Malik shrugged. “What does that have to do with their feelings?” he asked. “If what you say is true, Kleef has feelings for you and refuses to pursue them. Perhaps his feelings for Arietta are the reason.”
Joelle thought for a moment, then let out her breath. “It’s possible, I suppose,” she said. “Arietta is quite beautiful.”
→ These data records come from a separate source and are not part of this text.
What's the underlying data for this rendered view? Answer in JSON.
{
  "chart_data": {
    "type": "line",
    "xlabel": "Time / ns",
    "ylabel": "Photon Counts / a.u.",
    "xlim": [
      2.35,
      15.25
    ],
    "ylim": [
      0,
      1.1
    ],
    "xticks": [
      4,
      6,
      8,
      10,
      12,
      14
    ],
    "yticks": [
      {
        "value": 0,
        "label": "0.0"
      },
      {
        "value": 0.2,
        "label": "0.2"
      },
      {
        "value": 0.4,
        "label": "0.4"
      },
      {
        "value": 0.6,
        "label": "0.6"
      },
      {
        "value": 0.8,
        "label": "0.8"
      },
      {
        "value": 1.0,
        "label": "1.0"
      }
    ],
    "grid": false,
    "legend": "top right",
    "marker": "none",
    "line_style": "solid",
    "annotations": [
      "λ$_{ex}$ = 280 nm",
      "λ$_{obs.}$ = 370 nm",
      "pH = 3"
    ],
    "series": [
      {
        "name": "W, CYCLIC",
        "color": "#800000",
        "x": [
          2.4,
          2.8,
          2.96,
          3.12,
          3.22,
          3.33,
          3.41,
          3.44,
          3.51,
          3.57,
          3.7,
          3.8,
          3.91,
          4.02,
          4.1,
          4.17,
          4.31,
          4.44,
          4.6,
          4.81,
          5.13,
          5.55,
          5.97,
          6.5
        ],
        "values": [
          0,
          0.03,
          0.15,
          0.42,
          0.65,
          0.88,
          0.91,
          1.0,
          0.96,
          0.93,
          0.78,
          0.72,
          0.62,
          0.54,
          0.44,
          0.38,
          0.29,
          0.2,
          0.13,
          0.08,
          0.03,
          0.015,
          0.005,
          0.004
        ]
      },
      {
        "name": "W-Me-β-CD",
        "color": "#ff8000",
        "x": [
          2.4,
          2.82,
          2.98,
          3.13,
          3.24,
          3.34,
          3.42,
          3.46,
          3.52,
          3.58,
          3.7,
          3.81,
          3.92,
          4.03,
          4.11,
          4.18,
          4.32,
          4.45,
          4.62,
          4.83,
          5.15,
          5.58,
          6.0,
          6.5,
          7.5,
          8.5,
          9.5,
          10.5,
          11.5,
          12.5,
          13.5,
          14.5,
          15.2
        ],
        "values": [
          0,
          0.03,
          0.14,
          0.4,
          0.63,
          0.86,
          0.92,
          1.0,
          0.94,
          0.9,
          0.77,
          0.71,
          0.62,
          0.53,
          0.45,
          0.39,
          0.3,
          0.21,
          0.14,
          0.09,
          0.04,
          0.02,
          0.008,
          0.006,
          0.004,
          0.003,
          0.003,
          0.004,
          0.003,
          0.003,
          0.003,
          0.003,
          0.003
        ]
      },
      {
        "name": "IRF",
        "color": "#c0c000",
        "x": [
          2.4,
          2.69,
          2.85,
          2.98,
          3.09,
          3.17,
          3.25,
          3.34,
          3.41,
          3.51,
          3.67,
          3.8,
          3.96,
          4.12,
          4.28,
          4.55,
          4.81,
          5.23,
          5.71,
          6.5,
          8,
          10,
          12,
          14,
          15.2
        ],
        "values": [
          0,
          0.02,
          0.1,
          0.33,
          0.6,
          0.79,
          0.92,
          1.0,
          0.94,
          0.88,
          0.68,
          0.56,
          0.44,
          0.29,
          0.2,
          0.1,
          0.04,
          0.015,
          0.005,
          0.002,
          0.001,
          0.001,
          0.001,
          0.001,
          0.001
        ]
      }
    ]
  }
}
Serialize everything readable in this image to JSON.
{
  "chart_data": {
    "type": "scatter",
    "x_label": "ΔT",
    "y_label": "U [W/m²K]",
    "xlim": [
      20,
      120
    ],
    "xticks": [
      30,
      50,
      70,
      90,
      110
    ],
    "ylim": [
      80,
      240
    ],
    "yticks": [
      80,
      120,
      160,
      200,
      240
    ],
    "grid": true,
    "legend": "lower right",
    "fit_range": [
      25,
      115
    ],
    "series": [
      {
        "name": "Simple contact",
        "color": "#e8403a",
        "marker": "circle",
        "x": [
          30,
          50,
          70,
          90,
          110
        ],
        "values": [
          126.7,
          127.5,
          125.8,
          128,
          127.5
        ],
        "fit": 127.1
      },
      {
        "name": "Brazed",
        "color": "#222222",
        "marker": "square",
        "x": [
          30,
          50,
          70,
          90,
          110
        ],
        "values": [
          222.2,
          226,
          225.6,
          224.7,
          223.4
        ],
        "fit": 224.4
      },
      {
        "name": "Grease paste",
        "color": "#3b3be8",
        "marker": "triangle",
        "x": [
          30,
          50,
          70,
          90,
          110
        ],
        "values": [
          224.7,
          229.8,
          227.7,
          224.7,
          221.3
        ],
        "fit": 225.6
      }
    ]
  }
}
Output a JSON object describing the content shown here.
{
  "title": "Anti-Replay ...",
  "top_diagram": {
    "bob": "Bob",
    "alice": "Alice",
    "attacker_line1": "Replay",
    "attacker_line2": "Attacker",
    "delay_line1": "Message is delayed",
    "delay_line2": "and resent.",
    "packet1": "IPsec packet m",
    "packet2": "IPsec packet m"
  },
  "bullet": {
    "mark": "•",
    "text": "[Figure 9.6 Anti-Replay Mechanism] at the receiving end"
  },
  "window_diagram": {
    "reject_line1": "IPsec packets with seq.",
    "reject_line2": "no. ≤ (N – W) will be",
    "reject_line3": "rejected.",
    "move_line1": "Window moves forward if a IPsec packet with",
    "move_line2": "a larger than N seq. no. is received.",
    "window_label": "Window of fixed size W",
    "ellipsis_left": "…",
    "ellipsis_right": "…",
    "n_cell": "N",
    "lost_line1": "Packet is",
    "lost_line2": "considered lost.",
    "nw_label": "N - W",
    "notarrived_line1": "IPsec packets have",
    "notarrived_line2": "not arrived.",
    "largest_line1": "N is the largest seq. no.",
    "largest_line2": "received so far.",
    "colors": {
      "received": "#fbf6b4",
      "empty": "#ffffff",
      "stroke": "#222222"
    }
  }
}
“And do not overlook the temptation of forbidden fruit,” Malik added. “A heart wants most what it can never have. On that account alone, Kleef and Arietta are a perfect match. They can lust after each other from afar-and feed their noble pride by resisting their desires.”
“And that doesn’t strike you as terribly sad, Malik?”
“The world is a sad place,” Malik replied. “And Myrkul’s embrace is the only true escape-”
“Sune’s love is a pretty good escape, too.” Joelle hated to be rude, but the Myrkul refrain was a familiar one, and she had a problem to solve. She glanced back toward Kleef, then added, “And it’s my duty to make certain Kleef understands that.”